The presidents of Italy and Slovenia met at several ceremonies on Monday linked to sorrowful events in their nations’ shared history and aimed at reinforcing reconciliation.
In the area of Trieste, a port city near Italy’s border with Slovenia, Italian President Sergio Mattarella and Slovenian President Borut Pahor held hands and observed a minute of silence at a monument to four anti-Fascist Slovenes who were executed by Italian dictator Benito Mussolini’s regime in 1930. The four became symbols of the Slovene minority’s resistance to Italian Fascism.
The presidents also stopped in the village of Basovizza, where an unknown number of Italians were killed and thrown into sinkholes by the forces of Yugoslavia’s communist leader, Josip Broz Tito.
Among those they honored was a 106-year-old Italian Slovene writer, Boris Pahor, who as a little boy witnessed the 1920 torching by Fascists of a Slovene cultural center in Trieste.
Italy’s interior minister, Trieste’s mayor and other Italian officials signed a memo of understanding Monday to transfer the center to the Slovene community in Italy.

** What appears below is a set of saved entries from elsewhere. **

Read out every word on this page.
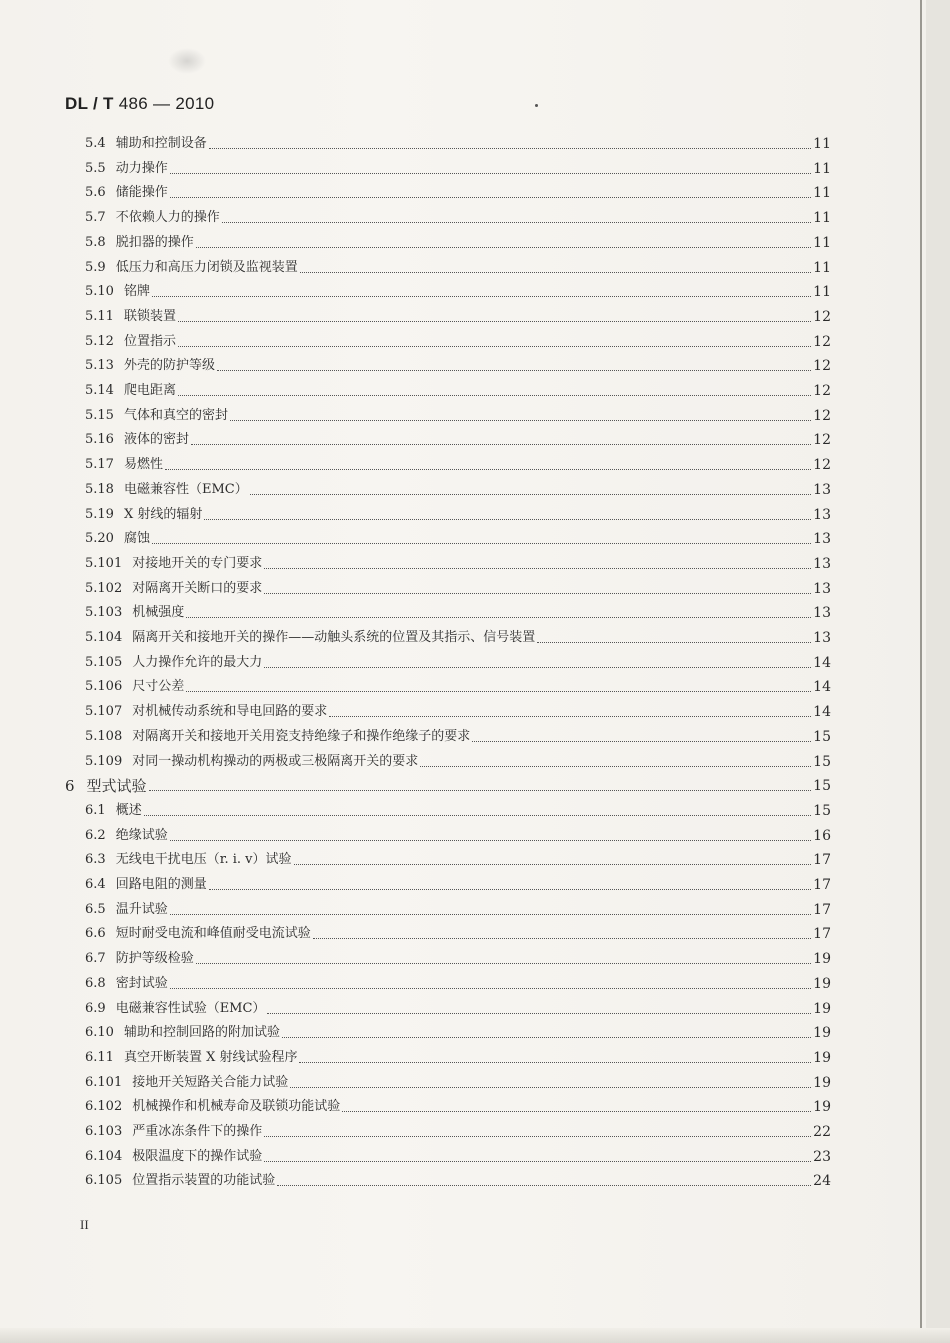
DL / T 486 — 2010
5.4 辅助和控制设备	11
5.5 动力操作	11
5.6 储能操作	11
5.7 不依赖人力的操作	11
5.8 脱扣器的操作	11
5.9 低压力和高压力闭锁及监视装置	11
5.10 铭牌	11
5.11 联锁装置	12
5.12 位置指示	12
5.13 外壳的防护等级	12
5.14 爬电距离	12
5.15 气体和真空的密封	12
5.16 液体的密封	12
5.17 易燃性	12
5.18 电磁兼容性（EMC）	13
5.19 X 射线的辐射	13
5.20 腐蚀	13
5.101 对接地开关的专门要求	13
5.102 对隔离开关断口的要求	13
5.103 机械强度	13
5.104 隔离开关和接地开关的操作——动触头系统的位置及其指示、信号装置	13
5.105 人力操作允许的最大力	14
5.106 尺寸公差	14
5.107 对机械传动系统和导电回路的要求	14
5.108 对隔离开关和接地开关用瓷支持绝缘子和操作绝缘子的要求	15
5.109 对同一操动机构操动的两极或三极隔离开关的要求	15
6 型式试验	15
6.1 概述	15
6.2 绝缘试验	16
6.3 无线电干扰电压（r. i. v）试验	17
6.4 回路电阻的测量	17
6.5 温升试验	17
6.6 短时耐受电流和峰值耐受电流试验	17
6.7 防护等级检验	19
6.8 密封试验	19
6.9 电磁兼容性试验（EMC）	19
6.10 辅助和控制回路的附加试验	19
6.11 真空开断装置 X 射线试验程序	19
6.101 接地开关短路关合能力试验	19
6.102 机械操作和机械寿命及联锁功能试验	19
6.103 严重冰冻条件下的操作	22
6.104 极限温度下的操作试验	23
6.105 位置指示装置的功能试验	24
II
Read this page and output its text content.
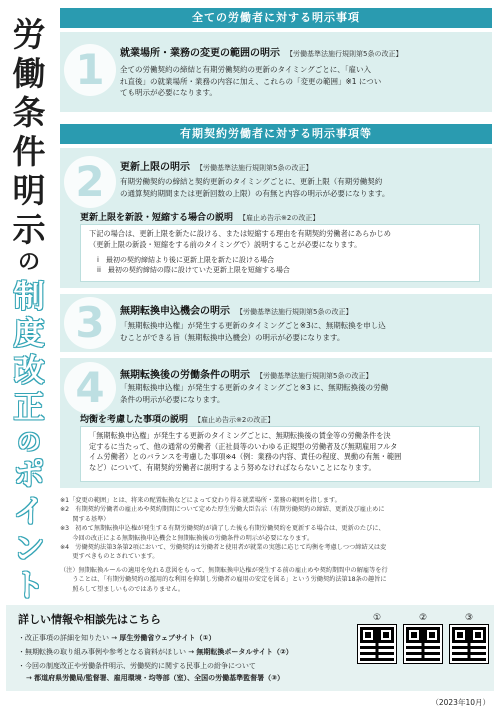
労
働
条
件
明
示
の
制
度
改
正
の
ポ
イ
ン
ト
全ての労働者に対する明示事項
1	就業場所・業務の変更の範囲の明示 【労働基準法施行規則第5条の改正】
全ての労働契約の締結と有期労働契約の更新のタイミングごとに、「雇い入
れ直後」の就業場所・業務の内容に加え、これらの「変更の範囲」※1 につい
ても明示が必要になります。
有期契約労働者に対する明示事項等
2	更新上限の明示 【労働基準法施行規則第5条の改正】
有期労働契約の締結と契約更新のタイミングごとに、更新上限（有期労働契約
の通算契約期間または更新回数の上限）の有無と内容の明示が必要になります。
更新上限を新設・短縮する場合の説明 【雇止め告示※2の改正】
下記の場合は、更新上限を新たに設ける、または短縮する理由を有期契約労働者にあらかじめ
（更新上限の新設・短縮をする前のタイミングで）説明することが必要になります。
i　最初の契約締結より後に更新上限を新たに設ける場合
ii　最初の契約締結の際に設けていた更新上限を短縮する場合
3	無期転換申込機会の明示 【労働基準法施行規則第5条の改正】
「無期転換申込権」が発生する更新のタイミングごと※3に、無期転換を申し込
むことができる旨（無期転換申込機会）の明示が必要になります。
4	無期転換後の労働条件の明示 【労働基準法施行規則第5条の改正】
「無期転換申込権」が発生する更新のタイミングごと※3 に、無期転換後の労働
条件の明示が必要になります。
均衡を考慮した事項の説明 【雇止め告示※2の改正】
「無期転換申込権」が発生する更新のタイミングごとに、無期転換後の賃金等の労働条件を決
定するに当たって、他の通常の労働者（正社員等のいわゆる正規型の労働者及び無期雇用フルタ
イム労働者）とのバランスを考慮した事項※4（例：業務の内容、責任の程度、異動の有無・範囲
など）について、有期契約労働者に説明するよう努めなければならないことになります。
※1「変更の範囲」とは、将来の配置転換などによって変わり得る就業場所・業務の範囲を指します。
※2　有期契約労働者の雇止めや契約期間について定めた厚生労働大臣告示（有期労働契約の締結、更新及び雇止めに
　　関する基準）
※3　初めて無期転換申込権が発生する有期労働契約が満了した後も有期労働契約を更新する場合は、更新のたびに、
　　今回の改正による無期転換申込機会と無期転換後の労働条件の明示が必要になります。
※4　労働契約法第3条第2項において、労働契約は労働者と使用者が就業の実態に応じて均衡を考慮しつつ締結又は変
　　更すべきものとされています。
（注）無期転換ルールの適用を免れる意図をもって、無期転換申込権が発生する前の雇止めや契約期間中の解雇等を行
　　うことは、「有期労働契約の濫用的な利用を抑制し労働者の雇用の安定を図る」という労働契約法第18条の趣旨に
　　照らして望ましいものではありません。
詳しい情報や相談先はこちら
・改正事項の詳細を知りたい → 厚生労働省ウェブサイト（①）
・無期転換の取り組み事例や参考となる資料がほしい → 無期転換ポータルサイト（②）
・今回の制度改正や労働条件明示、労働契約に関する民事上の紛争について
→ 都道府県労働局/監督署、雇用環境・均等部（室）、全国の労働基準監督署（③）
①	②	③
（2023年10月）
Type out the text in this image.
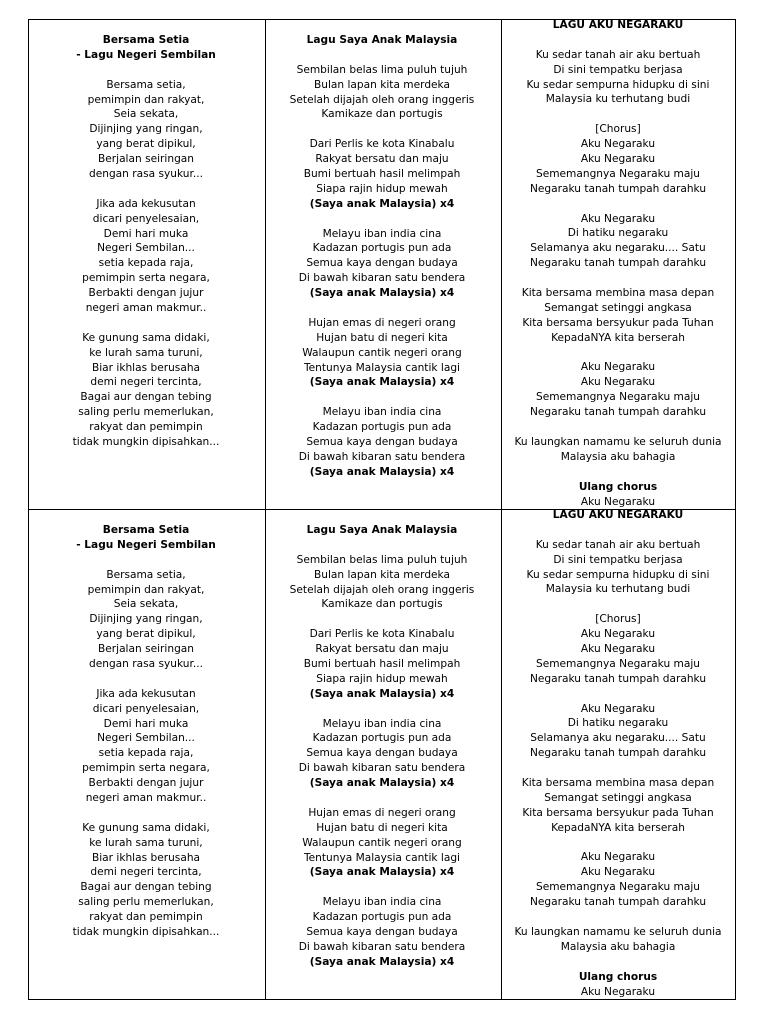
Bersama Setia
- Lagu Negeri Sembilan
Bersama setia,
pemimpin dan rakyat,
Seia sekata,
Dijinjing yang ringan,
yang berat dipikul,
Berjalan seiringan
dengan rasa syukur...
Jika ada kekusutan
dicari penyelesaian,
Demi hari muka
Negeri Sembilan...
setia kepada raja,
pemimpin serta negara,
Berbakti dengan jujur
negeri aman makmur..
Ke gunung sama didaki,
ke lurah sama turuni,
Biar ikhlas berusaha
demi negeri tercinta,
Bagai aur dengan tebing
saling perlu memerlukan,
rakyat dan pemimpin
tidak mungkin dipisahkan...
Lagu Saya Anak Malaysia
Sembilan belas lima puluh tujuh
Bulan lapan kita merdeka
Setelah dijajah oleh orang inggeris
Kamikaze dan portugis
Dari Perlis ke kota Kinabalu
Rakyat bersatu dan maju
Bumi bertuah hasil melimpah
Siapa rajin hidup mewah
(Saya anak Malaysia) x4
Melayu iban india cina
Kadazan portugis pun ada
Semua kaya dengan budaya
Di bawah kibaran satu bendera
(Saya anak Malaysia) x4
Hujan emas di negeri orang
Hujan batu di negeri kita
Walaupun cantik negeri orang
Tentunya Malaysia cantik lagi
(Saya anak Malaysia) x4
Melayu iban india cina
Kadazan portugis pun ada
Semua kaya dengan budaya
Di bawah kibaran satu bendera
(Saya anak Malaysia) x4
LAGU AKU NEGARAKU
Ku sedar tanah air aku bertuah
Di sini tempatku berjasa
Ku sedar sempurna hidupku di sini
Malaysia ku terhutang budi
[Chorus]
Aku Negaraku
Aku Negaraku
Sememangnya Negaraku maju
Negaraku tanah tumpah darahku
Aku Negaraku
Di hatiku negaraku
Selamanya aku negaraku.... Satu
Negaraku tanah tumpah darahku
Kita bersama membina masa depan
Semangat setinggi angkasa
Kita bersama bersyukur pada Tuhan
KepadaNYA kita berserah
Aku Negaraku
Aku Negaraku
Sememangnya Negaraku maju
Negaraku tanah tumpah darahku
Ku laungkan namamu ke seluruh dunia
Malaysia aku bahagia
Ulang chorus
Aku Negaraku
Bersama Setia
- Lagu Negeri Sembilan
Bersama setia,
pemimpin dan rakyat,
Seia sekata,
Dijinjing yang ringan,
yang berat dipikul,
Berjalan seiringan
dengan rasa syukur...
Jika ada kekusutan
dicari penyelesaian,
Demi hari muka
Negeri Sembilan...
setia kepada raja,
pemimpin serta negara,
Berbakti dengan jujur
negeri aman makmur..
Ke gunung sama didaki,
ke lurah sama turuni,
Biar ikhlas berusaha
demi negeri tercinta,
Bagai aur dengan tebing
saling perlu memerlukan,
rakyat dan pemimpin
tidak mungkin dipisahkan...
Lagu Saya Anak Malaysia
Sembilan belas lima puluh tujuh
Bulan lapan kita merdeka
Setelah dijajah oleh orang inggeris
Kamikaze dan portugis
Dari Perlis ke kota Kinabalu
Rakyat bersatu dan maju
Bumi bertuah hasil melimpah
Siapa rajin hidup mewah
(Saya anak Malaysia) x4
Melayu iban india cina
Kadazan portugis pun ada
Semua kaya dengan budaya
Di bawah kibaran satu bendera
(Saya anak Malaysia) x4
Hujan emas di negeri orang
Hujan batu di negeri kita
Walaupun cantik negeri orang
Tentunya Malaysia cantik lagi
(Saya anak Malaysia) x4
Melayu iban india cina
Kadazan portugis pun ada
Semua kaya dengan budaya
Di bawah kibaran satu bendera
(Saya anak Malaysia) x4
LAGU AKU NEGARAKU
Ku sedar tanah air aku bertuah
Di sini tempatku berjasa
Ku sedar sempurna hidupku di sini
Malaysia ku terhutang budi
[Chorus]
Aku Negaraku
Aku Negaraku
Sememangnya Negaraku maju
Negaraku tanah tumpah darahku
Aku Negaraku
Di hatiku negaraku
Selamanya aku negaraku.... Satu
Negaraku tanah tumpah darahku
Kita bersama membina masa depan
Semangat setinggi angkasa
Kita bersama bersyukur pada Tuhan
KepadaNYA kita berserah
Aku Negaraku
Aku Negaraku
Sememangnya Negaraku maju
Negaraku tanah tumpah darahku
Ku laungkan namamu ke seluruh dunia
Malaysia aku bahagia
Ulang chorus
Aku Negaraku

“History can’t be canceled and painful experiences, suffered by the populations on these lands, cannot be forgotten,.” Mattarella said. But that was all the more reason to choose friendship and a path toward the future instead of rancor, Italy’s head of state said.
President Pahor expressed “immense joy” over the day’s ceremonies, during which he said “a wrong was righted, justice was done.”